Ausstellung Künstler für Malabon mit Werken von Katrien Caymax

Künstler für Malabon : Synthese von Graphik und Malerei mit Werken von Katrien Caymax

Graphiken und Unikate von Katrien Caymax stehen im Mittelpunkt der 37. Ausstellung „Künstler für Malabon“ auf Burg Rode, die jetzt eröffnet worden ist. „Wir sind in den letzten 30 Jahren und den 36 Ausstellungen zu einer großen Familie geworden.

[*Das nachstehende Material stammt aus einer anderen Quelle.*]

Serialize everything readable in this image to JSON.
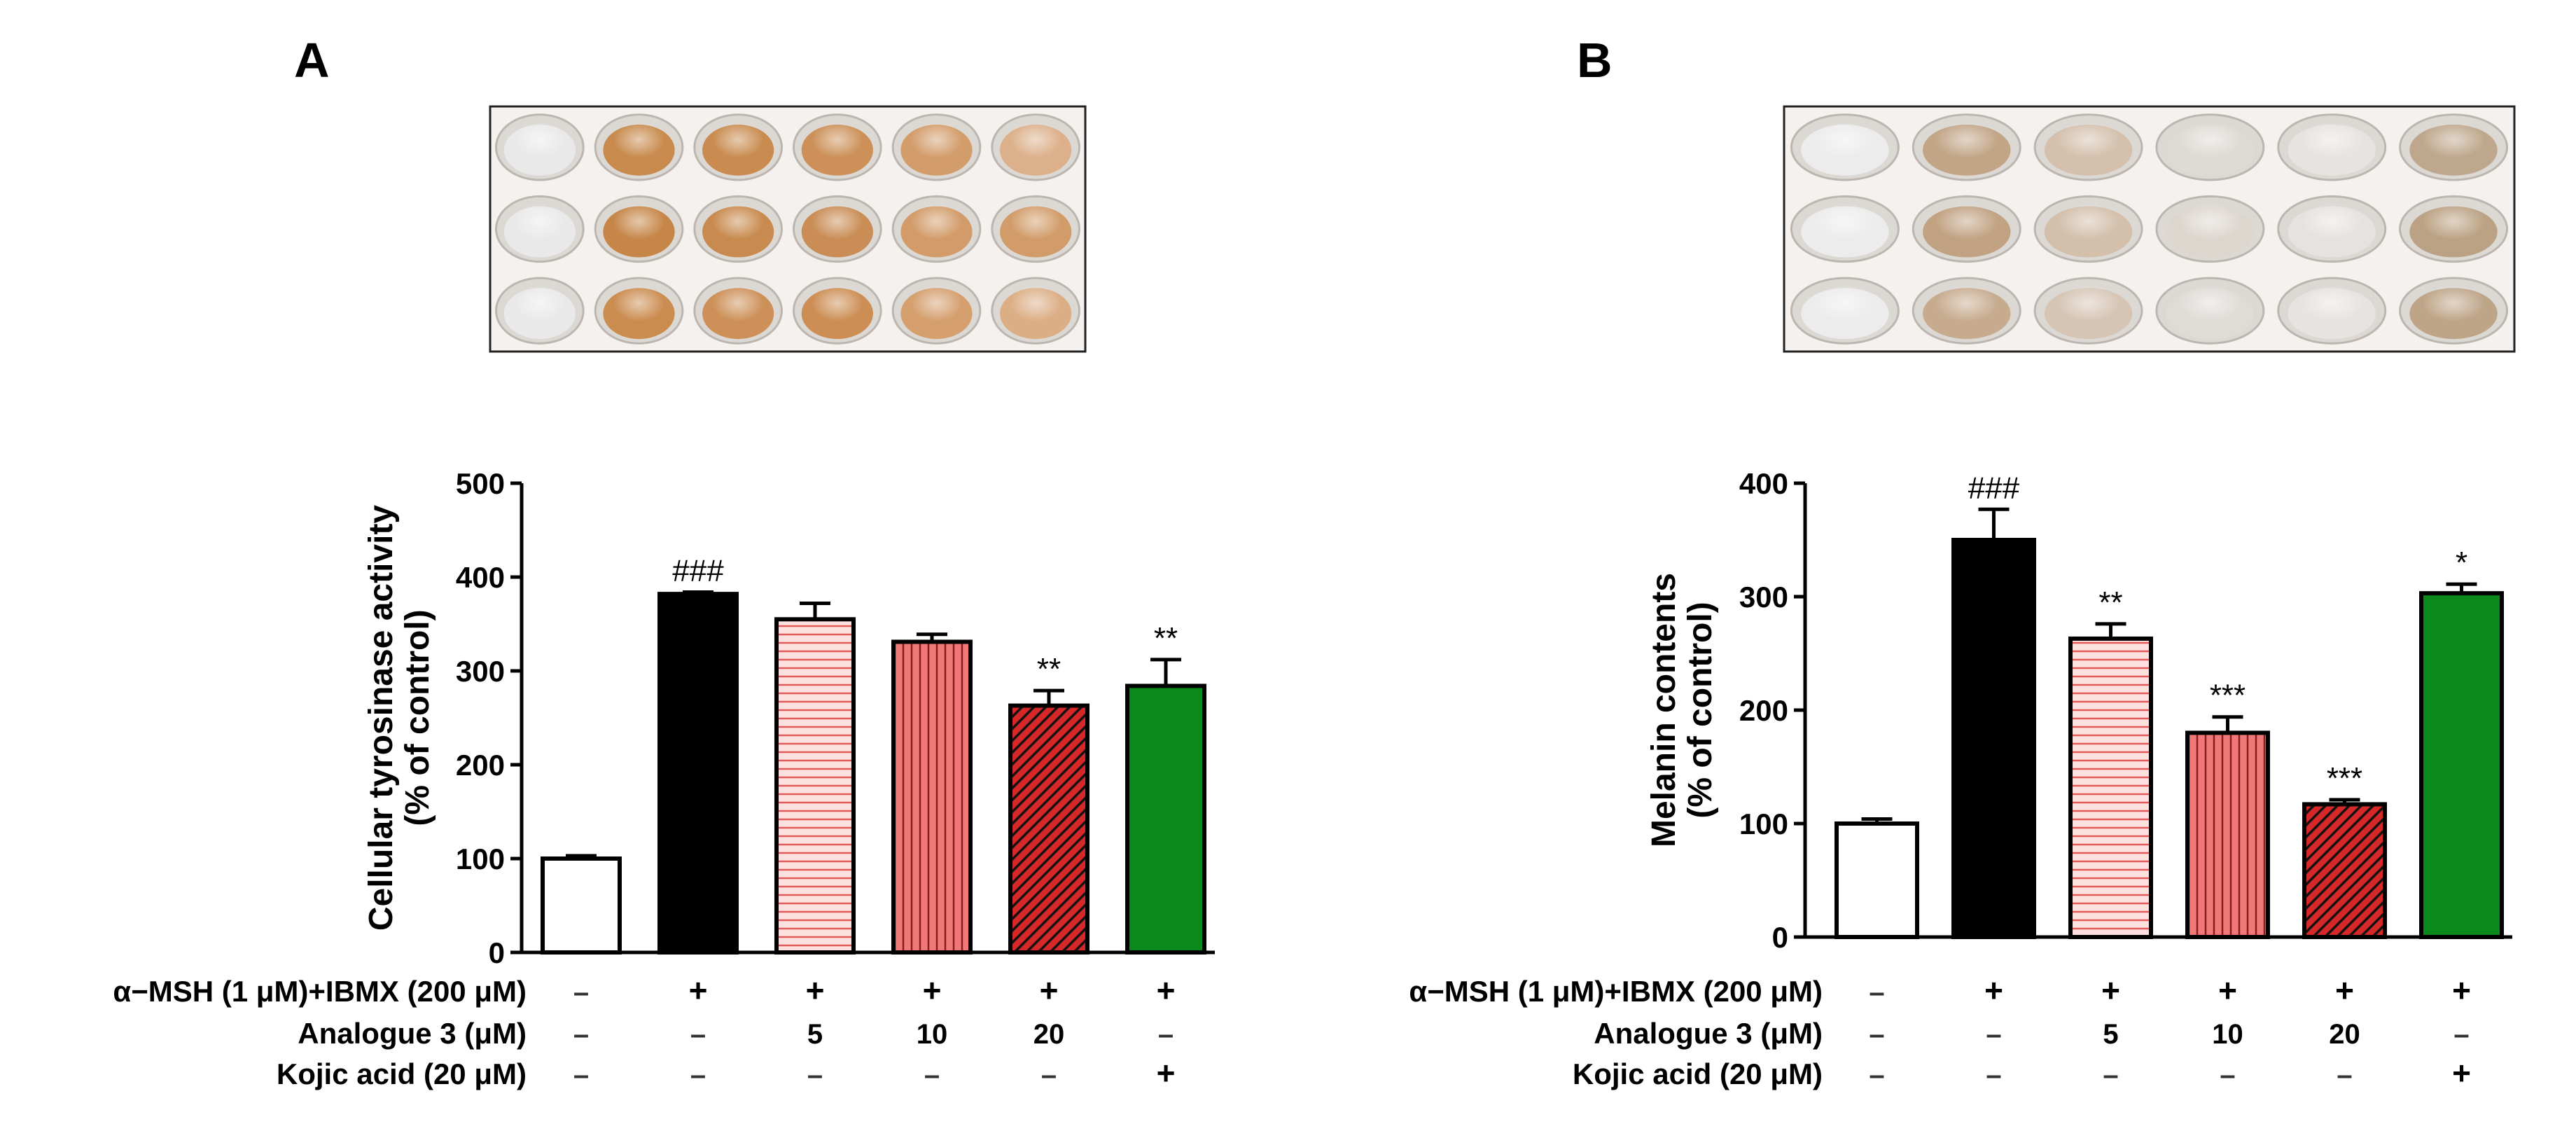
{
  "panels": [
    {
      "letter": "A",
      "photo_alt": "plate-photo",
      "plate_tints": [
        [
          "#e9e9e9",
          "#c88a4d",
          "#c98b4f",
          "#cc9058",
          "#d39d6b",
          "#dcb08a"
        ],
        [
          "#e9e9e9",
          "#c68648",
          "#c88a4e",
          "#c98d55",
          "#d29b69",
          "#d29c6a"
        ],
        [
          "#e9e9e9",
          "#cb8c50",
          "#cd9058",
          "#cc8e54",
          "#d59f6e",
          "#dcae86"
        ]
      ],
      "chart_data": {
        "type": "bar",
        "ylabel_line1": "Cellular tyrosinase activity",
        "ylabel_line2": "(% of control)",
        "ylim": [
          0,
          500
        ],
        "yticks": [
          0,
          100,
          200,
          300,
          400,
          500
        ],
        "values": [
          100,
          382,
          355,
          331,
          263,
          284
        ],
        "errors": [
          3,
          2,
          17,
          8,
          16,
          28
        ],
        "significance": [
          "",
          "###",
          "",
          "",
          "**",
          "**"
        ],
        "bar_styles": [
          "white",
          "black",
          "hlines-pink",
          "vlines-salmon",
          "hatch-red",
          "green"
        ],
        "treatment_rows": [
          {
            "label": "α−MSH (1 μM)+IBMX (200 μM)",
            "cells": [
              "–",
              "+",
              "+",
              "+",
              "+",
              "+"
            ]
          },
          {
            "label": "Analogue 3 (μM)",
            "cells": [
              "–",
              "–",
              "5",
              "10",
              "20",
              "–"
            ]
          },
          {
            "label": "Kojic acid (20 μM)",
            "cells": [
              "–",
              "–",
              "–",
              "–",
              "–",
              "+"
            ]
          }
        ]
      }
    },
    {
      "letter": "B",
      "photo_alt": "pellet-photo",
      "plate_tints": [
        [
          "#ececec",
          "#c2a587",
          "#d4c0ac",
          "#dedad4",
          "#e6e4e1",
          "#bfa78d"
        ],
        [
          "#ececec",
          "#c1a283",
          "#d3bfaa",
          "#ddd6cf",
          "#e5e3e0",
          "#bca284"
        ],
        [
          "#ececec",
          "#c7ab8f",
          "#d6c5b4",
          "#dfdcd7",
          "#e6e4e1",
          "#bea588"
        ]
      ],
      "chart_data": {
        "type": "bar",
        "ylabel_line1": "Melanin contents",
        "ylabel_line2": "(% of control)",
        "ylim": [
          0,
          400
        ],
        "yticks": [
          0,
          100,
          200,
          300,
          400
        ],
        "values": [
          100,
          350,
          263,
          180,
          117,
          303
        ],
        "errors": [
          4,
          27,
          13,
          14,
          4,
          8
        ],
        "significance": [
          "",
          "###",
          "**",
          "***",
          "***",
          "*"
        ],
        "bar_styles": [
          "white",
          "black",
          "hlines-pink",
          "vlines-salmon",
          "hatch-red",
          "green"
        ],
        "treatment_rows": [
          {
            "label": "α−MSH (1 μM)+IBMX (200 μM)",
            "cells": [
              "–",
              "+",
              "+",
              "+",
              "+",
              "+"
            ]
          },
          {
            "label": "Analogue 3 (μM)",
            "cells": [
              "–",
              "–",
              "5",
              "10",
              "20",
              "–"
            ]
          },
          {
            "label": "Kojic acid (20 μM)",
            "cells": [
              "–",
              "–",
              "–",
              "–",
              "–",
              "+"
            ]
          }
        ]
      }
    }
  ],
  "colors": {
    "black": "#000000",
    "pink_fill": "#fde0e0",
    "pink_line": "#e05a5a",
    "salmon_fill": "#f07878",
    "salmon_line": "#8a1e1e",
    "red_fill": "#d62828",
    "green_fill": "#0a8a1a",
    "frame": "#222222"
  }
}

Ohne Nachwuchs werden wir aber wie so viele Vereine nicht überleben können. Ohne an Kunst interessierten Nachwuchs werden wir diese Ausstellungen irgendwann nicht mehr durchführen können“, ermunterte Herbert Schmerz, Vorsitzender der Projektgruppe Malabon und des Vereins Dritte Welt, die Anwesenden im Freundeskreis Reklame zu machen, dass es lohnt mit dem Erwerb von hochwertiger, aber bezahlbarer Kunst die Projekte auf den Philippinen zu unterstützen.
Zusammen mit den befreundeten Galeristen Ricardo und Mo de Bernardi veranstalten Herbert und Marianne Schmerz Jahr für Jahr die in Europa einmalige Reihe „Künstler für Malabon“. Nach dem großen Erfolg von 1996 präsentieren sie nun noch einmal Werke von Katrien Caymax. Eigentlich sollten diese vor zwei Jahren als Geschenk zu ihrem 65. Geburtstag auf Burg Rode ausgestellt werden. Doch das Schicksal machte allen einen Strich durch die Rechnung. Mitten in der Vorbereitung kurz nach ihrem Geburtstag erlag Katrien in nur wenigen Tagen einer heimtückischen Krankheit.

Katrien Caymax, 1951 in Meeuwen-Gruitrode war eine belgische Graphikerin und Malerin. Sie studierte Graphik an der Kunsthochschule Hasselt in Belgien. Ihre ersten Radierungen, von denen wir einige in dieser Ausstellung zeigen können, waren sehr streng schwarz-weiß ausgeführt. An der Universität in Belgrad erlernte sie die Grundtechnik der Farbgraphik, die sie später weiterentwickelte. Dieses führte sie danach auch zum Malen. Seit 1973 widmete sie sich berufsmäßig ausschließlich der Kunst.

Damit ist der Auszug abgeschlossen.